A flock of gulls and black skimmers take flight as a fisherman uses a casting net near a sandbar in the East End Lagoon off Boddeker Road in Galveston. Photo by Jennifer Reynolds
East End Lagoon project goes slow, but steady, islanders say
Crews have completed a half-mile loop trail at the East End Lagoon on Galveston Island, one step forward in what has often felt like a long slog in the mud.
Since a master plan was completed in 2011, development of a proposed 700-acre recreation area and nature preserve off Boddeker Road on Galveston Island’s East End has seemed mostly on hold.
But project manager Sheryl Rozier of the Galveston Park Board of Trustees, which oversees island tourism, reports that the loop trail is open for visitors, complete with interpretive signs, after years of planning.
Bids for a remediation project adjacent to the lagoon will be going out soon, Rozier said.

Interpretive signs tell visitors about coastal birds at the East End Lagoon Nature Preserve in Galveston. Photo by Jennifer Reynolds
“This will clean up the shoreline and allow for human-powered watercraft like kayaks and stand-up paddleboards to more easily enter the water,” Rozier said.
The master plan — generated by a steering committee that included Texas A&M University at Galveston Marine Sciences Professor Bill Merrell, park board trustees, a city council member and representatives from the Galveston Island Nature Tourism Council — can still be viewed online and draws a picture of a state-of-the-art educational and recreational facility free and open to the public all year, an attraction that could be an important educational component of nature tourism on Galveston Island, officials say.
The area bounded by the seawall to the north, East Beach and the Beachtown residential development to the south, acres of water and wetlands to the west and the ship channel to the east, remains the largest undeveloped piece of land on the island. A haven for water birds, the open space frames views of huge tankers and ships waiting to enter the channel in one direction and calm water framed by waving tall grass in the other direction.
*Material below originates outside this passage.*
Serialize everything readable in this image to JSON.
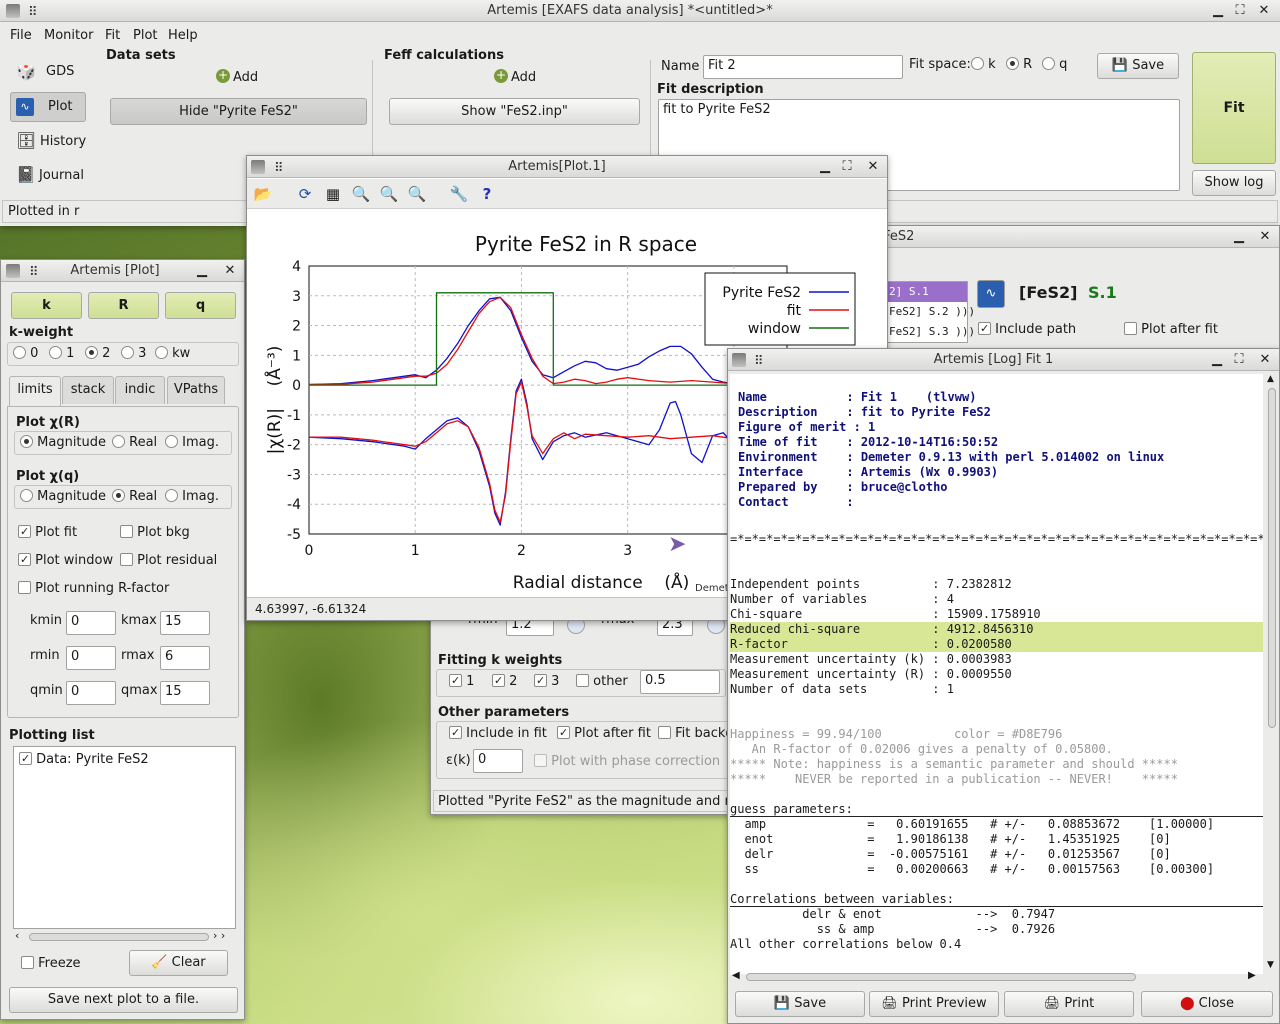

A bee laden with pollen lands on an Indian blanket. Photo by Jennifer Reynolds
For many decades, the road has been a strip where locals like to drop fishing lines in an area called Big Reef and has served as the long entryway to Apffel Park on East Beach.
The Galveston City Council approved the master plan for the recreation area and nature preserve in February 2011, but has been slow to come with funding to move the project forward over the past decade.
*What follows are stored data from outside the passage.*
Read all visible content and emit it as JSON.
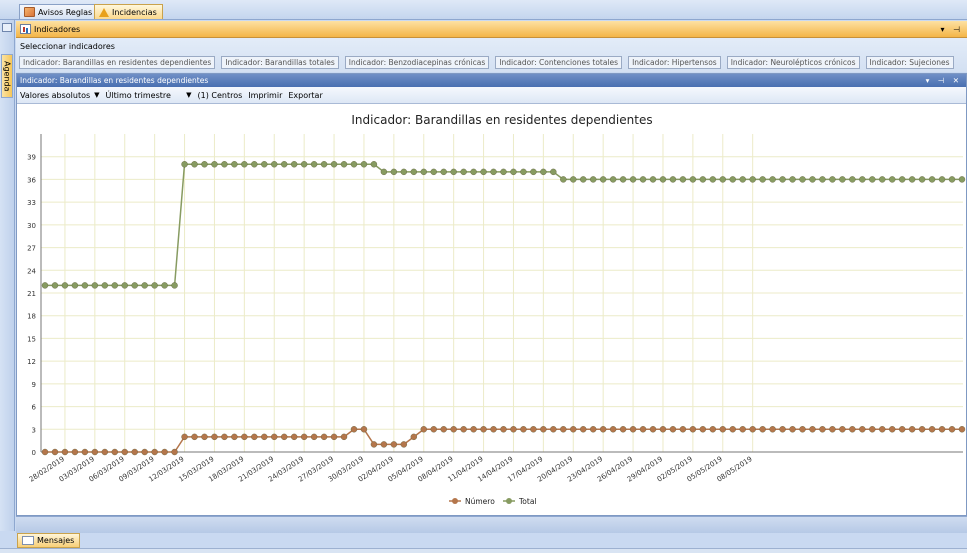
{
  "top_tabs": [
    {
      "label": "Avisos Reglas",
      "icon": "rules-icon",
      "active": false
    },
    {
      "label": "Incidencias",
      "icon": "warning-icon",
      "active": true
    }
  ],
  "side": {
    "agenda_label": "Agenda"
  },
  "indicators_panel": {
    "title": "Indicadores",
    "controls": "▾ ⊣",
    "select_label": "Seleccionar indicadores",
    "chips": [
      "Indicador: Barandillas en residentes dependientes",
      "Indicador: Barandillas totales",
      "Indicador: Benzodiacepinas crónicas",
      "Indicador: Contenciones totales",
      "Indicador: Hipertensos",
      "Indicador: Neurolépticos crónicos",
      "Indicador: Sujeciones"
    ]
  },
  "chart_window": {
    "title": "Indicador: Barandillas en residentes dependientes",
    "controls": "▾ ⊣ ✕",
    "toolbar": {
      "values_select": "Valores absolutos",
      "period_select": "Último trimestre",
      "centers_button": "(1) Centros",
      "print_button": "Imprimir",
      "export_button": "Exportar"
    }
  },
  "bottom": {
    "messages_tab": "Mensajes"
  },
  "colors": {
    "numero": "#b4764b",
    "total": "#879b61",
    "grid": "#ecebc8",
    "accent": "#f4b547"
  },
  "chart_data": {
    "type": "line",
    "title": "Indicador: Barandillas en residentes dependientes",
    "xlabel": "",
    "ylabel": "",
    "ylim": [
      0,
      42
    ],
    "yticks": [
      0,
      3,
      6,
      9,
      12,
      15,
      18,
      21,
      24,
      27,
      30,
      33,
      36,
      39
    ],
    "grid": true,
    "legend_position": "bottom",
    "start": "2019-02-26",
    "x_tick_labels": [
      "28/02/2019",
      "03/03/2019",
      "06/03/2019",
      "09/03/2019",
      "12/03/2019",
      "15/03/2019",
      "18/03/2019",
      "21/03/2019",
      "24/03/2019",
      "27/03/2019",
      "30/03/2019",
      "02/04/2019",
      "05/04/2019",
      "08/04/2019",
      "11/04/2019",
      "14/04/2019",
      "17/04/2019",
      "20/04/2019",
      "23/04/2019",
      "26/04/2019",
      "29/04/2019",
      "02/05/2019",
      "05/05/2019",
      "08/05/2019"
    ],
    "series": [
      {
        "name": "Número",
        "values": [
          0,
          0,
          0,
          0,
          0,
          0,
          0,
          0,
          0,
          0,
          0,
          0,
          0,
          0,
          2,
          2,
          2,
          2,
          2,
          2,
          2,
          2,
          2,
          2,
          2,
          2,
          2,
          2,
          2,
          2,
          2,
          3,
          3,
          1,
          1,
          1,
          1,
          2,
          3,
          3,
          3,
          3,
          3,
          3,
          3,
          3,
          3,
          3,
          3,
          3,
          3,
          3,
          3,
          3,
          3,
          3,
          3,
          3,
          3,
          3,
          3,
          3,
          3,
          3,
          3,
          3,
          3,
          3,
          3,
          3,
          3,
          3,
          3,
          3,
          3,
          3,
          3,
          3,
          3,
          3,
          3,
          3,
          3,
          3,
          3,
          3,
          3,
          3,
          3,
          3,
          3,
          3,
          3
        ]
      },
      {
        "name": "Total",
        "values": [
          22,
          22,
          22,
          22,
          22,
          22,
          22,
          22,
          22,
          22,
          22,
          22,
          22,
          22,
          38,
          38,
          38,
          38,
          38,
          38,
          38,
          38,
          38,
          38,
          38,
          38,
          38,
          38,
          38,
          38,
          38,
          38,
          38,
          38,
          37,
          37,
          37,
          37,
          37,
          37,
          37,
          37,
          37,
          37,
          37,
          37,
          37,
          37,
          37,
          37,
          37,
          37,
          36,
          36,
          36,
          36,
          36,
          36,
          36,
          36,
          36,
          36,
          36,
          36,
          36,
          36,
          36,
          36,
          36,
          36,
          36,
          36,
          36,
          36,
          36,
          36,
          36,
          36,
          36,
          36,
          36,
          36,
          36,
          36,
          36,
          36,
          36,
          36,
          36,
          36,
          36,
          36,
          36
        ]
      }
    ]
  }
}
Last year, the park board announced it had “received the green light” for moving ahead on plans for the preserve, including building an open-air educational pavilion, based on the promise of $1.4 million in funding through the federal Restore Act. Restore Act dollars, administered by the U.S. Treasury, are civil penalties related to the 2010 Deepwater Horizon oil spill in the Gulf of Mexico.

A fiddler crab pauses on a mud flat. Photo by Jennifer Reynolds
“We’re currently awaiting funds from Restore for the construction of the facility,” Rozier said. It’s not clear when those funds will be in hand or how long construction of the pavilion will take, she said.
The original master plan is still being used as a “guiding principles document” for the site, but a new business plan is being developed to help formulate and forecast income and expenses for the project, Rozier said.
The master plan calls for a site where visitors can learn about tidal lagoons, wetlands, grasslands, dunes, intertidal marshes and seagrasses on the island.
The plan is to keep development along the edges of the acreage while limiting development in the interior. The plan calls for “laying lightly on the land,” continuing to keep the lagoon and surrounding wetlands undeveloped open space but with trails, restored habitat where it has been degraded and only necessary infrastructure development, like parking lots and the pavilion, along Boddeker Road.